I waited an hour in the cafe with no sign in a street a good half an hour from where I'd asked her to get off the tube. Stretching my reality-deprived synapses as far into logic as I could I realised that if you walk directly ahead from Baker Street, there is, in fact, a Starbucks. Groaning ensued.

I dashed towards the other Starbucks - the only phone number I could remember was my parent's, and that was tenuous, as they never listen to their answerphone. Recalling the vague mention of the Wallace Collection, I realised that it was halfway between the two cafes, and desperately dived in there to see if serendipity could give me a fucking goddamn break for once.

My experiences with head honcho at the Ritz had encouraged me to believe that if I spilled the whole sorry tale to the museum security guard, at worst, I'd end up a heritage industry anecdote, so I did my best. "Has anyone who looks a bit like me been in?"
It wasn't the most humiliating. Just close.

But by the time I'd done a fast cycle of the entire Collection to make sure, and realised that writing a quick blog in the visitor's book (another embarrassing moment becomes a matter of public record, huh?) weren't the most effective sister-tracing decisions I'd ever made, she walked in the doors.

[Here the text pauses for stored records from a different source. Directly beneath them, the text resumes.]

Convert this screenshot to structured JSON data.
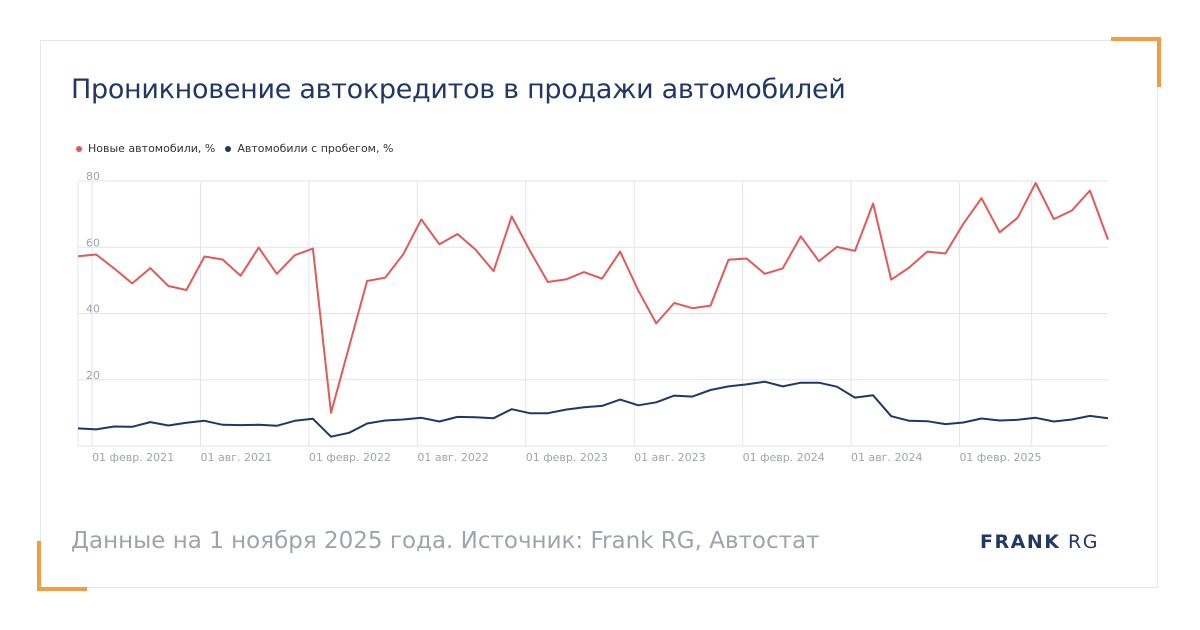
{
  "title": "Проникновение автокредитов в продажи автомобилей",
  "footer": "Данные на 1 ноября 2025 года. Источник: Frank RG, Автостат",
  "logo": {
    "bold": "FRANK",
    "light": "RG"
  },
  "colors": {
    "new": "#e05a5a",
    "used": "#1f3866",
    "accent": "#f29d46",
    "grid": "#e3e3f0",
    "axis_text": "#9ea3ae"
  },
  "chart_data": {
    "type": "line",
    "title": "Проникновение автокредитов в продажи автомобилей",
    "xlabel": "",
    "ylabel": "",
    "ylim": [
      0,
      80
    ],
    "y_ticks": [
      20,
      40,
      60,
      80
    ],
    "x_tick_labels": [
      {
        "label": "01 февр. 2021",
        "index": 1
      },
      {
        "label": "01 авг. 2021",
        "index": 7
      },
      {
        "label": "01 февр. 2022",
        "index": 13
      },
      {
        "label": "01 авг. 2022",
        "index": 19
      },
      {
        "label": "01 февр. 2023",
        "index": 25
      },
      {
        "label": "01 авг. 2023",
        "index": 31
      },
      {
        "label": "01 февр. 2024",
        "index": 37
      },
      {
        "label": "01 авг. 2024",
        "index": 43
      },
      {
        "label": "01 февр. 2025",
        "index": 49
      }
    ],
    "x_start": "2021-01",
    "x_end": "2025-10",
    "legend_position": "top-left",
    "grid": true,
    "series": [
      {
        "name": "Новые автомобили, %",
        "values": [
          57.3,
          57.8,
          53.6,
          49.1,
          53.7,
          48.3,
          47.1,
          57.2,
          56.3,
          51.4,
          59.9,
          52.0,
          57.6,
          59.6,
          10.0,
          30.0,
          49.8,
          50.8,
          57.9,
          68.4,
          60.9,
          64.0,
          59.3,
          52.8,
          69.3,
          59.0,
          49.5,
          50.3,
          52.5,
          50.5,
          58.7,
          47.0,
          37.0,
          43.2,
          41.6,
          42.4,
          56.2,
          56.6,
          52.0,
          53.6,
          63.3,
          55.8,
          60.1,
          58.9,
          73.2,
          50.2,
          53.9,
          58.7,
          58.1,
          67.1,
          74.8,
          64.5,
          68.9,
          79.4,
          68.5,
          71.1,
          77.1,
          62.3
        ]
      },
      {
        "name": "Автомобили с пробегом, %",
        "values": [
          5.3,
          5.0,
          5.9,
          5.8,
          7.2,
          6.2,
          7.0,
          7.6,
          6.4,
          6.3,
          6.4,
          6.1,
          7.6,
          8.2,
          2.8,
          4.0,
          6.8,
          7.7,
          8.0,
          8.5,
          7.4,
          8.8,
          8.7,
          8.4,
          11.1,
          9.9,
          9.9,
          11.0,
          11.7,
          12.1,
          14.0,
          12.3,
          13.2,
          15.2,
          14.9,
          16.9,
          18.0,
          18.6,
          19.4,
          18.0,
          19.1,
          19.1,
          17.9,
          14.6,
          15.3,
          9.0,
          7.6,
          7.5,
          6.6,
          7.1,
          8.3,
          7.7,
          7.9,
          8.5,
          7.4,
          8.0,
          9.1,
          8.4
        ]
      }
    ]
  }
}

Only mildly furious, in fact, given that I was effectively three hours late, and had been within a whisker of giving up and going home.

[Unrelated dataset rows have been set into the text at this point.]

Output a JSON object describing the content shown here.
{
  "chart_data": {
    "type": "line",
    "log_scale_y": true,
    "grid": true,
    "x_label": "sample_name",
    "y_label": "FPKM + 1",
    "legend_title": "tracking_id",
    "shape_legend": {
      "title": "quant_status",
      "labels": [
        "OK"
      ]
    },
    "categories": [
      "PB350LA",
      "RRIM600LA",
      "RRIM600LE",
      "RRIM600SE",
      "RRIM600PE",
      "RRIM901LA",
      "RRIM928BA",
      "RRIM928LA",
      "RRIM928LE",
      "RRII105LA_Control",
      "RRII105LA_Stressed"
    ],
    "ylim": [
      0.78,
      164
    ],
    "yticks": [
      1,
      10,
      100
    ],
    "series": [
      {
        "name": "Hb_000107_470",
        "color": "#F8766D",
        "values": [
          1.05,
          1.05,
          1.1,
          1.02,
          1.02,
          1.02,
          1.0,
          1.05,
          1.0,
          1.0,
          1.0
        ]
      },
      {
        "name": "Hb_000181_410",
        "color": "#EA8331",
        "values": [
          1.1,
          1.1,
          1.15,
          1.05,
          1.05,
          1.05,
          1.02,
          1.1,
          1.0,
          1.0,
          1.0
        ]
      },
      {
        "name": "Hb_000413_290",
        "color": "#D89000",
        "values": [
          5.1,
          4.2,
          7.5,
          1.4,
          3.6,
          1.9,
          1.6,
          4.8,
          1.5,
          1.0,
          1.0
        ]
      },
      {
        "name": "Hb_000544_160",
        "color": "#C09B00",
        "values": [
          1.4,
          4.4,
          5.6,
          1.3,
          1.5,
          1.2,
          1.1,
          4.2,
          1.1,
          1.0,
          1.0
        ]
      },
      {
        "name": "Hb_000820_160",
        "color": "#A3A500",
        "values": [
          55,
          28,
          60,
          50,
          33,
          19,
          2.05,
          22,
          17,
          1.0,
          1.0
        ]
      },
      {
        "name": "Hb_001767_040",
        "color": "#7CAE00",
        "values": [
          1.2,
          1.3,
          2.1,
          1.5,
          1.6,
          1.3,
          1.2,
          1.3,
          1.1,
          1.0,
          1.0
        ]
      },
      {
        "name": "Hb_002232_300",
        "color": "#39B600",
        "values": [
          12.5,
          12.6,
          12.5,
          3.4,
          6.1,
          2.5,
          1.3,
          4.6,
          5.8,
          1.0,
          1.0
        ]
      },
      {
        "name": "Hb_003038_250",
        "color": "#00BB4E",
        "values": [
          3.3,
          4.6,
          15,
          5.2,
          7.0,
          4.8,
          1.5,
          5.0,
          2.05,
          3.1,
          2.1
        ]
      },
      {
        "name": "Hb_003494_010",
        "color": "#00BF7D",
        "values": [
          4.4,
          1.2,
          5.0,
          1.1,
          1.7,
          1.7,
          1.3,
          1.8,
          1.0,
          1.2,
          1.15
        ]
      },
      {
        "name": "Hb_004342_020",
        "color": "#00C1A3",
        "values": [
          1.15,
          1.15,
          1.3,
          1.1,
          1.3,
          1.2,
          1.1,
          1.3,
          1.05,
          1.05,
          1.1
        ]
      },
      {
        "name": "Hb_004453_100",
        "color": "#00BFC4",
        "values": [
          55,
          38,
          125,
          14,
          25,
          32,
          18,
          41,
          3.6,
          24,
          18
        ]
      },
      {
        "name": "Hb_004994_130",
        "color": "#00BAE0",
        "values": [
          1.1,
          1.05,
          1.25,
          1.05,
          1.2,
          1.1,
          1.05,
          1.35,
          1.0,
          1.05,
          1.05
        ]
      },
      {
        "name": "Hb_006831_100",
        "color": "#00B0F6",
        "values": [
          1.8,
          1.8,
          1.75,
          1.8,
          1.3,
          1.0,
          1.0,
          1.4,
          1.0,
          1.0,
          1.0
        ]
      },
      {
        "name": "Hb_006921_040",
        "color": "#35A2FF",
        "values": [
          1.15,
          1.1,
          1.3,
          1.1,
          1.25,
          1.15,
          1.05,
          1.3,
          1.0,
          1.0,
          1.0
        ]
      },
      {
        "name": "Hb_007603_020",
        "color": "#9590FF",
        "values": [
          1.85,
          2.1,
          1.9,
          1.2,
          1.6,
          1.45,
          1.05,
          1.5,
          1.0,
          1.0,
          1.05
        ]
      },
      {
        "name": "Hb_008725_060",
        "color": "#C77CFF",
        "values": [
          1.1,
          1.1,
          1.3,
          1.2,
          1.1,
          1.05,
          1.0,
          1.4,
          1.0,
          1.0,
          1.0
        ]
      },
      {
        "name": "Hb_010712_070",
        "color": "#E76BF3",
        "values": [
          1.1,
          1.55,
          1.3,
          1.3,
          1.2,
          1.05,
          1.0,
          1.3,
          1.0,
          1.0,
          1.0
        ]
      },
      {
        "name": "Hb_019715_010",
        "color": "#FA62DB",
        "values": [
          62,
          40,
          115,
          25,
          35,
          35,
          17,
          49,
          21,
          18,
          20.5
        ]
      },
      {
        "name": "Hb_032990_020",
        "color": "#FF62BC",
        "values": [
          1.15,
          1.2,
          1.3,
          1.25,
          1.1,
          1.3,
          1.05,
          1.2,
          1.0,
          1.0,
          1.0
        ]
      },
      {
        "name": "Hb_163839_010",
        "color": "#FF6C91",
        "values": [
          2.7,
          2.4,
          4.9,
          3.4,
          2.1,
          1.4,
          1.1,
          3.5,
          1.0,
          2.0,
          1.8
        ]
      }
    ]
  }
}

So spending the day tramping dourfaced past limitless number of renaissance paintings, getting wet, sulking through a torpid I-Max cartoon about Big Haired Rock Musicians who get Haunted by their Mothers, then taking her out to the wilds of Sainsbury's New Cross - that will all have restored amity and fellow feeling. Made up for my egregious wrongs. No, no, I'm sure.

Best Blo'te of the Day So Far: La Noiraude
"So, the optometrist.
He was old and grumpy; he lived in some kind of dusty-smelling dark lair. Or so it seemed at the time.
I was a quiet child, but not a very compliant one. I was even less compliant when scared. On that day, I was terrified. He shouted at me, grabbed me by the arm and forced me to sit on the examination stool.
To cut short ten minutes of ordeal, in terror I peed on the stool - not out of spite, although the idea is appealing - simply out of fear. I would like to say at this point that I graced his stool with a copious stream of urine - but that would be lying. It was more the pitiful letting go of the true fearful."